Esa arca quería ser el espacio de una nueva concepción de “drama en música”, elevador de una visión dramática absoluta, donde el protagonista fuera la escucha. Así nacía un género nuevo y singular, una “tragedia de la escucha” como la llamó Nono, cumbre de su visión estética que, pese a su militancia comunista, traía en sus obras el deseo de llegar a una forma de trascendencia que incluyera la experiencia de los mismos espectadores.
También para el espectador de hoy de Prometeo, aunque sería mejor decir el oyente, permaneció inmutable la sugestiva invitación a abrirse a una multiplicidad de caminos sonoros que este trabajo ofrece en su dramaturgia indefinida e indefinible, hecha de fragmentos, frases o palabras apenas susurradas y disueltas en el flujo continuo de los sonidos. Los textos en griego, italiano y alemán ensamblados por Massimo Cacciari, recurriendo también a escritos de Walter Benjamin, forman parte de la naturaleza intrínsecamente musical de un trabajo que no quiere contar una historia, sino lo que de utópico conserva el mito de Prometeo llevado hacia nuevos horizontes sonoros, bien anclados por Nono a las experiencias acústicas del Renacimiento musical veneciano.
Cuarenta años después, a finales de enero, la Iglesia de San Lorenzo volvió a acoger la obra de Nono con motivo del centenario del nacimiento del compositor veneciano. La iniciativa fue nuevamente a cargo de la Bienal de Venecia, en lo específico del Archivo Histórico de las Artes Contemporáneas, en el marco de un acuerdo con la Fundación Archivo Luigi Nono para la transferencia de documentos y materiales al naciente Centro Internacional de Investigación sobre las Artes Contemporáneas de la Bienal. Pese a la ausencia de los gigantes de entonces, la ejecución fue ejemplar en todo momento. El arca de Renzo Piano, hoy imposible de recuperar, dejó lugar a una estructura circular que abrazó las dos secciones de la iglesia. Los 79 intérpretes fueron distribuidos en varios niveles, incluso superpuestos, alrededor y encima del público dividido en cuatro recintos en las dos secciones, según la dirección de Antonello Pocetti y Antonino Viola y el diseño de luces de Tommaso Zappon.

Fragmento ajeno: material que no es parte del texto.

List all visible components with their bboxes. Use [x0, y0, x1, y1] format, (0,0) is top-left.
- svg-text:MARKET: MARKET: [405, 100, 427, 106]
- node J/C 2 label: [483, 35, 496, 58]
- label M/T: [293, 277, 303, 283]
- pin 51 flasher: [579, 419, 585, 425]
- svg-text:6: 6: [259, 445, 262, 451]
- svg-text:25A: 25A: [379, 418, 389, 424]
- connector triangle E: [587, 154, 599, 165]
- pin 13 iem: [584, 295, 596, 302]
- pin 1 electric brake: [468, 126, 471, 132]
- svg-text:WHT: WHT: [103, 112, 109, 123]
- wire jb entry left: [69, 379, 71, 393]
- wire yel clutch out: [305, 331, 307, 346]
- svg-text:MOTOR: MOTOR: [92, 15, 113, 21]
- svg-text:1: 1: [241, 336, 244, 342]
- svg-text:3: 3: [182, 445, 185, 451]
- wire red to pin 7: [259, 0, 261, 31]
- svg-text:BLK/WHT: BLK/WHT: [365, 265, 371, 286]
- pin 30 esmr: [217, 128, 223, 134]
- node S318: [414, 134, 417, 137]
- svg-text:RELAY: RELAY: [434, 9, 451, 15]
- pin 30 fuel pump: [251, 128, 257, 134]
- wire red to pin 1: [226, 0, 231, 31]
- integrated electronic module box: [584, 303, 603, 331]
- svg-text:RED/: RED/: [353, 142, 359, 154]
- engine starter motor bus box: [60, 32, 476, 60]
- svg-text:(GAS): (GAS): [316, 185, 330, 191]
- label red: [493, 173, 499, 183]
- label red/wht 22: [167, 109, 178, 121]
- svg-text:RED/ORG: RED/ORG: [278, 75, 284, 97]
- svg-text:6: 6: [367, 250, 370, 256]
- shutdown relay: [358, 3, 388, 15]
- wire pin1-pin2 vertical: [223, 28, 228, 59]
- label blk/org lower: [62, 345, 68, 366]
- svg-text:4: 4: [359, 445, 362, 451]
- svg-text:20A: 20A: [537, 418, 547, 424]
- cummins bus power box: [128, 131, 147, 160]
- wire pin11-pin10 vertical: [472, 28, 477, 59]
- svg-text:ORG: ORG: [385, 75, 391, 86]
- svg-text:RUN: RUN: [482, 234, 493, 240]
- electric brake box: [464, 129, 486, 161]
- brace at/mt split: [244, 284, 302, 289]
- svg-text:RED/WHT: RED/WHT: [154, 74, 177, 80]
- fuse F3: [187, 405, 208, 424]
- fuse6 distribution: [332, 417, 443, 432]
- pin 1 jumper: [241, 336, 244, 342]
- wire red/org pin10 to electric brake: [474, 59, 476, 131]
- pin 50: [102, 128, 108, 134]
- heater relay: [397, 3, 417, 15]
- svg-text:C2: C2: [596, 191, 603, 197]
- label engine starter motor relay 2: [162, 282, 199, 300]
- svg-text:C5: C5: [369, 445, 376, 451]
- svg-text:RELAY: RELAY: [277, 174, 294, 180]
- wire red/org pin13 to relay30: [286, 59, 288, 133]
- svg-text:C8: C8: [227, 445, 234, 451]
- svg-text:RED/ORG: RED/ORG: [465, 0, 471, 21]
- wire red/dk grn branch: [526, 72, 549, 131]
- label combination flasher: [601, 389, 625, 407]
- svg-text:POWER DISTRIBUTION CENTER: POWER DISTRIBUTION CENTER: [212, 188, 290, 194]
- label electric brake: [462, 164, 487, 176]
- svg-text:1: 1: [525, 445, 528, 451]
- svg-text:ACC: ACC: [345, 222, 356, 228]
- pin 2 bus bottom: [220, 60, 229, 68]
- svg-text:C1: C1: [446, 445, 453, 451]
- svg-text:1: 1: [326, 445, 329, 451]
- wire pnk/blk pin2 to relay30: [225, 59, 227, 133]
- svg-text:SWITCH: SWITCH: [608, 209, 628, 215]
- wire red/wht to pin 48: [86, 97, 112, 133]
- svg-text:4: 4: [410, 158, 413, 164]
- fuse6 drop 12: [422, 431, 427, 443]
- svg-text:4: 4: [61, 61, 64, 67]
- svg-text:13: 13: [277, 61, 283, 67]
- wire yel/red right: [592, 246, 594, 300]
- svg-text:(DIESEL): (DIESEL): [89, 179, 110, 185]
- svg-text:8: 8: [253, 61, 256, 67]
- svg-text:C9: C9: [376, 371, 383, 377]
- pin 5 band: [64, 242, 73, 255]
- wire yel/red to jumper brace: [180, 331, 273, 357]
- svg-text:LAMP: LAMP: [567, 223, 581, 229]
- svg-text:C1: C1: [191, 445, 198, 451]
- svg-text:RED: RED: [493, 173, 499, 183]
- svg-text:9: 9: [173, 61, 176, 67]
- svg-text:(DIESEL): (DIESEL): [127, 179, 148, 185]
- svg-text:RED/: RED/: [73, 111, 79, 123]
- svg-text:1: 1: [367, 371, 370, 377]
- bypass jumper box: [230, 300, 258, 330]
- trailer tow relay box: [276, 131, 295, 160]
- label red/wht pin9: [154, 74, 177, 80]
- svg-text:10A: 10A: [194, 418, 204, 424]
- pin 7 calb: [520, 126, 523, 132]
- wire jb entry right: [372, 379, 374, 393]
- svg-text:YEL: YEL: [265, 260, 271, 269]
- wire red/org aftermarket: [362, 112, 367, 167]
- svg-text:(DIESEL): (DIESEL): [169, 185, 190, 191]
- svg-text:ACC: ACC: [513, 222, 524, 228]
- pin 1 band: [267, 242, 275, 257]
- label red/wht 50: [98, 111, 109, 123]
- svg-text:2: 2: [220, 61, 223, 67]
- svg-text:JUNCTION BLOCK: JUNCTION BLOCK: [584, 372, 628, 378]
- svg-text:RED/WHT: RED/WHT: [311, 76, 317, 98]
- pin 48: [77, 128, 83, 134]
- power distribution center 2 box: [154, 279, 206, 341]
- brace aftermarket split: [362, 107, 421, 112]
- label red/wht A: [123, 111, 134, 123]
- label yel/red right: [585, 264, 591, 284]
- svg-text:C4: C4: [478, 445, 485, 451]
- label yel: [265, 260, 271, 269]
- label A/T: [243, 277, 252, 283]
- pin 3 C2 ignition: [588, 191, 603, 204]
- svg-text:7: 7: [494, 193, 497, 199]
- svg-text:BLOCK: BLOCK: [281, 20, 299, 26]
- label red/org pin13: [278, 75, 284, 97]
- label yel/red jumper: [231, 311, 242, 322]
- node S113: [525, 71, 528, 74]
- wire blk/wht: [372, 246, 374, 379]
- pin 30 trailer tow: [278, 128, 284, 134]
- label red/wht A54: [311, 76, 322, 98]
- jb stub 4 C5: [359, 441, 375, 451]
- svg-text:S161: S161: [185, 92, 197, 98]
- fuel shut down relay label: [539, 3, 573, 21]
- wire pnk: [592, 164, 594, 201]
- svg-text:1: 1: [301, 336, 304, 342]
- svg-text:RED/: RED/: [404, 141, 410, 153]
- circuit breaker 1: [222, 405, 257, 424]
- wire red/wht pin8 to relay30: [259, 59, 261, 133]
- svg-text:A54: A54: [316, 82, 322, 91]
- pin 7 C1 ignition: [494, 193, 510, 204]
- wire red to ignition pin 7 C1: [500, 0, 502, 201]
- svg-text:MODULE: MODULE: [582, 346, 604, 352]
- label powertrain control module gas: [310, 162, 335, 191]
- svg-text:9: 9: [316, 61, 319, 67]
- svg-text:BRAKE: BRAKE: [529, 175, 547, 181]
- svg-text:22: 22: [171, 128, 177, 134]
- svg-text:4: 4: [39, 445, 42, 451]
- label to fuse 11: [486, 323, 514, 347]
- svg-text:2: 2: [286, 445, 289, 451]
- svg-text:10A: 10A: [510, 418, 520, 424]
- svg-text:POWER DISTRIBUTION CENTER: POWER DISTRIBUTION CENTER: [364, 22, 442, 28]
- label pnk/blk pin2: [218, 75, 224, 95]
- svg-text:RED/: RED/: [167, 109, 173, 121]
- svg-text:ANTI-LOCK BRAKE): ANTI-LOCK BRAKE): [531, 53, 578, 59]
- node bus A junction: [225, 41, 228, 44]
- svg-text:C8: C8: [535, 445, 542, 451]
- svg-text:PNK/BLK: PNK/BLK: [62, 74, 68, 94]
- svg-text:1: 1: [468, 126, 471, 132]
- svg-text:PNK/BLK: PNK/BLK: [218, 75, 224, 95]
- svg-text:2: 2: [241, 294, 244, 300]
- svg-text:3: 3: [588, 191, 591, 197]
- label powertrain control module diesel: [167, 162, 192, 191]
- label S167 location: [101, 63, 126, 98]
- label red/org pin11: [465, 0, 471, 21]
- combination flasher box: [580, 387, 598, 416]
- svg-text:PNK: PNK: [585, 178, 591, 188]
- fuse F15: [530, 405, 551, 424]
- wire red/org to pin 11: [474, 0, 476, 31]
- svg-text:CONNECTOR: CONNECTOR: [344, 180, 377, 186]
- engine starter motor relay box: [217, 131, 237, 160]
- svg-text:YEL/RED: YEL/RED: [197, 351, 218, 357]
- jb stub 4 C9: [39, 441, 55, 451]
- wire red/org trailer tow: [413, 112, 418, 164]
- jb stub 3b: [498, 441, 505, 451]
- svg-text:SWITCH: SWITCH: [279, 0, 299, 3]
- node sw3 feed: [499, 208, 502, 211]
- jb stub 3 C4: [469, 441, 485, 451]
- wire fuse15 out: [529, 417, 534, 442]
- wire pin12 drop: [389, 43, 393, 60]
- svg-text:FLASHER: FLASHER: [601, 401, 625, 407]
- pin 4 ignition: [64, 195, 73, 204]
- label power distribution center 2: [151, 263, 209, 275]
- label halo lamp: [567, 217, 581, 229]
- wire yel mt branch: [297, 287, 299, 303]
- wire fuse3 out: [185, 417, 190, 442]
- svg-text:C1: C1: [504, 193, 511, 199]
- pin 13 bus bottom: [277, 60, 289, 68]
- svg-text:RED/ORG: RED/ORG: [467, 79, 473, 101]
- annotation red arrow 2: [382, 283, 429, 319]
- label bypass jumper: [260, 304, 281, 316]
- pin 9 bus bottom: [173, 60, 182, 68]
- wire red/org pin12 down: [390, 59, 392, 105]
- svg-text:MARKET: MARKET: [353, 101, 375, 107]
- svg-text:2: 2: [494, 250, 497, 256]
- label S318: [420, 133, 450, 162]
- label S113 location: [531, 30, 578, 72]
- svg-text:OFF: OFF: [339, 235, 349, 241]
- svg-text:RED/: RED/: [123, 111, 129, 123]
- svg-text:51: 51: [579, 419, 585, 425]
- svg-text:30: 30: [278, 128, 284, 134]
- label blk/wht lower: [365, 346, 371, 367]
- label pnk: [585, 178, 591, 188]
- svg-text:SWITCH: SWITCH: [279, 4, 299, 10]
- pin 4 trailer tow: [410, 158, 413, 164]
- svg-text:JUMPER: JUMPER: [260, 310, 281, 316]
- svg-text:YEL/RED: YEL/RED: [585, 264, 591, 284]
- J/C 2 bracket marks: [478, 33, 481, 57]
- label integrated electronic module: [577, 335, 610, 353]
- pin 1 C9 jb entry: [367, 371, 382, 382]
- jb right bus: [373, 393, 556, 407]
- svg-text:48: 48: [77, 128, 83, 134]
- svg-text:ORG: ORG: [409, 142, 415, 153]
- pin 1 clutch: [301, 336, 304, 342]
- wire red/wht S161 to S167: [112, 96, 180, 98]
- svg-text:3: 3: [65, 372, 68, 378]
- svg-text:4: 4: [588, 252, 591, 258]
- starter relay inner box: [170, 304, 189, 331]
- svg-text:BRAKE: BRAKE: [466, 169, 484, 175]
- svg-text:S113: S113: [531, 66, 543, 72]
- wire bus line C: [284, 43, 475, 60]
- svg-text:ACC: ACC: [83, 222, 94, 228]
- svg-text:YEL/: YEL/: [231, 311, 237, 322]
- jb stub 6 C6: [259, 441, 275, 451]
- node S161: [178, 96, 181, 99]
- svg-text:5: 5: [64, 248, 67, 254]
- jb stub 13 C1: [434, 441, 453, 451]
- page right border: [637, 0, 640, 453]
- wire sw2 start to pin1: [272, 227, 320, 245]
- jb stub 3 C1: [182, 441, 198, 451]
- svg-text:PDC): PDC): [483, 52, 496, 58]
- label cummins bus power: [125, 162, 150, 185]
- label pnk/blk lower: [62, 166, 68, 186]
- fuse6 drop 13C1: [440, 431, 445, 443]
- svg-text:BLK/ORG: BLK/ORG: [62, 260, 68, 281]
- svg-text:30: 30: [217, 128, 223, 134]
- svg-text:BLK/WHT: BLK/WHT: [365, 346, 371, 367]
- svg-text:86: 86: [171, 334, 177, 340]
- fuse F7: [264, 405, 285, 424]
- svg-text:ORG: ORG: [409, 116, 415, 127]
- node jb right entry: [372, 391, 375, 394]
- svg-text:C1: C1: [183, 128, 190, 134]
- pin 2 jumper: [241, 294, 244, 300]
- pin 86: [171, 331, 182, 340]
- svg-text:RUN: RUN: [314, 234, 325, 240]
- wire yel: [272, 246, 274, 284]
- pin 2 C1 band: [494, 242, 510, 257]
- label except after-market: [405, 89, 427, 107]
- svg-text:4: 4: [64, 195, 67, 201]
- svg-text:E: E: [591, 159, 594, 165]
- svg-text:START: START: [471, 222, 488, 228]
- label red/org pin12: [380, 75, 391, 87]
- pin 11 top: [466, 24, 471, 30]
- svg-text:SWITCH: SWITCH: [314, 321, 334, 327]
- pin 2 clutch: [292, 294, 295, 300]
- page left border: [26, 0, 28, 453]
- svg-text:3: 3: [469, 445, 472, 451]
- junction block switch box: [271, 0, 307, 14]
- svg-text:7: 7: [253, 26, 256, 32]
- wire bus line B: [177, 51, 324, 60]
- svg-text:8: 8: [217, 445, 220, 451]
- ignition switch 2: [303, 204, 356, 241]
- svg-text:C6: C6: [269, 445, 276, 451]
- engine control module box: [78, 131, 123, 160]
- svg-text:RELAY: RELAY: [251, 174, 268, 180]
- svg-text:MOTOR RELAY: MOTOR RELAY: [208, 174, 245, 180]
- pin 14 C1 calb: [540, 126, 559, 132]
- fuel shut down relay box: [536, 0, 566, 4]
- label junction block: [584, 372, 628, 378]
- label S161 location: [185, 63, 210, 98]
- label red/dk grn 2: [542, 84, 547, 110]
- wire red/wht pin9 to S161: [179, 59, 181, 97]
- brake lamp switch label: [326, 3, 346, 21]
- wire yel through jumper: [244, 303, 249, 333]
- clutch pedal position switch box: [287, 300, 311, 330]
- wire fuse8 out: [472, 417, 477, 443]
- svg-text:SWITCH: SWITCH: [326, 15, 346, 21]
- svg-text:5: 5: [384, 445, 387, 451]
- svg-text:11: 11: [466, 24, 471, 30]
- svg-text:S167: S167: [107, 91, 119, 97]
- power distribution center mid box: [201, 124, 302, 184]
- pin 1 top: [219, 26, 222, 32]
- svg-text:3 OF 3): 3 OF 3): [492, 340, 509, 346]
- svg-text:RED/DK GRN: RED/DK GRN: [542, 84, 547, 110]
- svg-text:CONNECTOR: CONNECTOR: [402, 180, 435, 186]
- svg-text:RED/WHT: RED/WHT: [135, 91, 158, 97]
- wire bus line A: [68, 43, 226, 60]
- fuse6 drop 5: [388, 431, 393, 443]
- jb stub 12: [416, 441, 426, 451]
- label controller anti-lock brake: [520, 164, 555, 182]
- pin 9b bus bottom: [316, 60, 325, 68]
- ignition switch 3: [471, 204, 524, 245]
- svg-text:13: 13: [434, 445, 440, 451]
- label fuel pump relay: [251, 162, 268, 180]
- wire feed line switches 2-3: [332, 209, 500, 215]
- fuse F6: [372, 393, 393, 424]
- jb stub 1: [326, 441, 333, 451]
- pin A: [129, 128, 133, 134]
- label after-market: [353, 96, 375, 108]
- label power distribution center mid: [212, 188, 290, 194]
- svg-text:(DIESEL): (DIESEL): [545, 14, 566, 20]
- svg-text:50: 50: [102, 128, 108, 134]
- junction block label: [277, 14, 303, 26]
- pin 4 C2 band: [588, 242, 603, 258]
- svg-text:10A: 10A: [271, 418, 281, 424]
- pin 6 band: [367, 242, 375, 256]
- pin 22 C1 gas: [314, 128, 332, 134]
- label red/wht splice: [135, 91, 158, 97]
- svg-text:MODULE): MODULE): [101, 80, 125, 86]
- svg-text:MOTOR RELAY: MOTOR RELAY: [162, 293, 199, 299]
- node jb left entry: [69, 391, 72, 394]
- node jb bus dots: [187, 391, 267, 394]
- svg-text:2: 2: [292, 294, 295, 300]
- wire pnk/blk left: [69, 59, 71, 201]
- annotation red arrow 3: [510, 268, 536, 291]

La nueva propuesta encontró una guía sólida en el gesto concentrado de Marco Angius, asistido en el “podio” por Filippo Perocco para superar los no pocos obstáculos que la peculiar arquitectura de San Lorenzo impone a la ejecución de una partitura en la que cada gesto y respiración está minuciosamente indicado por Luigi Nono. Distribuidos en los altos andamios se encontraban los músicos de la Orquesta de Padua y del Véneto, asistidos por solistas excepcionales, como el flautista Roberto Fabbriciani y el tubista Giancarlo Schiaffini, ya presentes hace cuarenta años, además de la clarinetista Roberta Gottardi, el violista Carlo Lazzari, el violonchelista Michele Marco Rossi y el contrabajista Emiliano Amadori. Destacó igualmente la homogeneidad obtenida por la sección vocal, justamente desprovista de cualquier protagonismo con las sopranos Rosaria Angotti y Livia Rado, las mezzosopranos Chiara Osella y Katarzyna Otczyk y el tenor Marco Rencinai junto al Coro del Friuli Venezia Giulia. A estos se sumaron las voces recitadoras, a menudo reducidas a un susurro y fonemas, de Sofia Pozdniakova y Jacopo Giacomoni. Sin olvidar finalmente la fundamental dirección del sonido electrónico en vivo, presente en la partitura, sabiamente confiada a un histórico colaborador de Luigi Nono, Alvise Vidolin, junto a Nicola Bernardini y Luca Richelli y realizada por el Centro de Sonología Computacional – DEI de la Universidad de Padua.